Dann aber gibt es zum Trost andere kleine Gags wie die zunehmende magnetische Wirkung des Richterstuhls auf Schreiber Licht (herrlich aufdringlich Konstantin Rickert) und den Griff zum Wandtelefon bei: „Maria und Josef ruf ich an!“, Klompen und zerbrechliche Krüge aus Schaumstoff und eine Frau Antje, pardon Brigitte (sympathisch deftig Julia Reznik) wie aus der RAMA-Reklame, die immer wieder versöhnen. Zur Versöhnung gehört auch das allem Druck stand- und die Wahrheit zurückhaltende Widerstreben Eves (Lena Vogt), um ihrem Ruprecht den Weg aus dem Militärdienst freizuhalten, was ja der eigentliche Auslöser für die Turbulenzen war, die in Frau Marthes zerbrochenem Krug und dem malträtierten Schädel des Richters als Folge übereilter Flucht aus Eves Jungmädchenzimmer ihren Gipfel fanden.
Es kommt, wie es kommen muß, der Richter wird abgesetzt, der Schreiber kommt dessen Amt, und das junge Paar ist gerettet. Daran wurde zu Glück nicht gedreht.
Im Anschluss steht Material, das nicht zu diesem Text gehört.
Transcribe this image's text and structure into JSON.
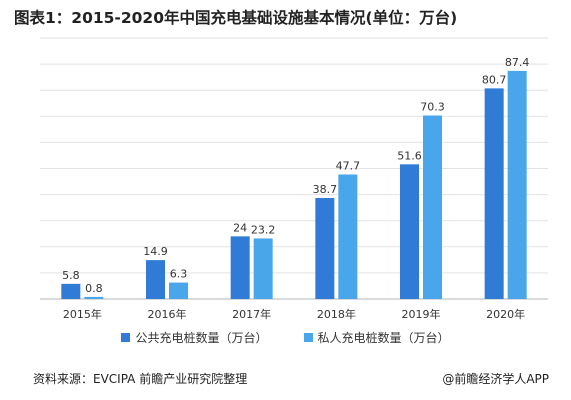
{
  "title": "图表1：2015-2020年中国充电基础设施基本情况(单位：万台)",
  "chart_data": {
    "type": "bar",
    "categories": [
      "2015年",
      "2016年",
      "2017年",
      "2018年",
      "2019年",
      "2020年"
    ],
    "series": [
      {
        "name": "公共充电桩数量（万台）",
        "values": [
          5.8,
          14.9,
          24,
          38.7,
          51.6,
          80.7
        ],
        "color": "#2f7bd6"
      },
      {
        "name": "私人充电桩数量（万台）",
        "values": [
          0.8,
          6.3,
          23.2,
          47.7,
          70.3,
          87.4
        ],
        "color": "#49a6ea"
      }
    ],
    "ylim": [
      0,
      100
    ],
    "grid": true,
    "legend_position": "bottom"
  },
  "footer": {
    "source": "资料来源：EVCIPA 前瞻产业研究院整理",
    "credit": "@前瞻经济学人APP"
  }
}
v.l.: Alexander Peiler, Jonas Gruber, Lena Vogt, Thomas Braus, Konstantin Rickert, Philippine Pachl - Foto © Uwe Schinkel

Komisch allein genügt nicht
 
Komisch ist das über weite Passagen ohne Zweifel, doch für die falsche Show ausgedacht. Marcus Lobbes kann das nachweislich besser, denken wir nur an „Leonce und Lena“, seinen „König Lear“ oder „Der Sturm“. Es bleibt also nicht sonderlich viel mehr übrig vom Kleistschen Ringen um die Wahrheit, vom Drama um Liebe und Fleischeslust, Moral und Erpressung, Sühne und Rettung als eine burleske Klamotte, eine Karikatur, auch was die Charaktere angeht. Zu sehr müssen die Figuren hinter zwar herrlich bunte, plakative Knalleffekte und Running Gags zurücktreten (Ei, Kreuz- und Satanszeichen, „hier“-Rufe bei Namensnennung, „er hat … gesagt!“ bei derben Vokabeln). Zu zerpflückt und flach wirkt das ganze. Das ist zwar vordergründig lustig, und bringt eine Lacher-Quote, doch darf angezweifelt werden, ob eine perfekte Komödie – und das ist Kleists „Der zerbrochne Krug“ – mit solchen Mätzchen verbessert bzw. publikumsnäher gestaltet werden kann. Obwohl: Ich traf nach der bestens besuchten Premiere viele honorige und kluge Gäste, die sich göttlich amüsiert hatten. Also muß an dieser Interpretation Kleists doch etwas gewesen sein. Ich hab´s nicht gefunden.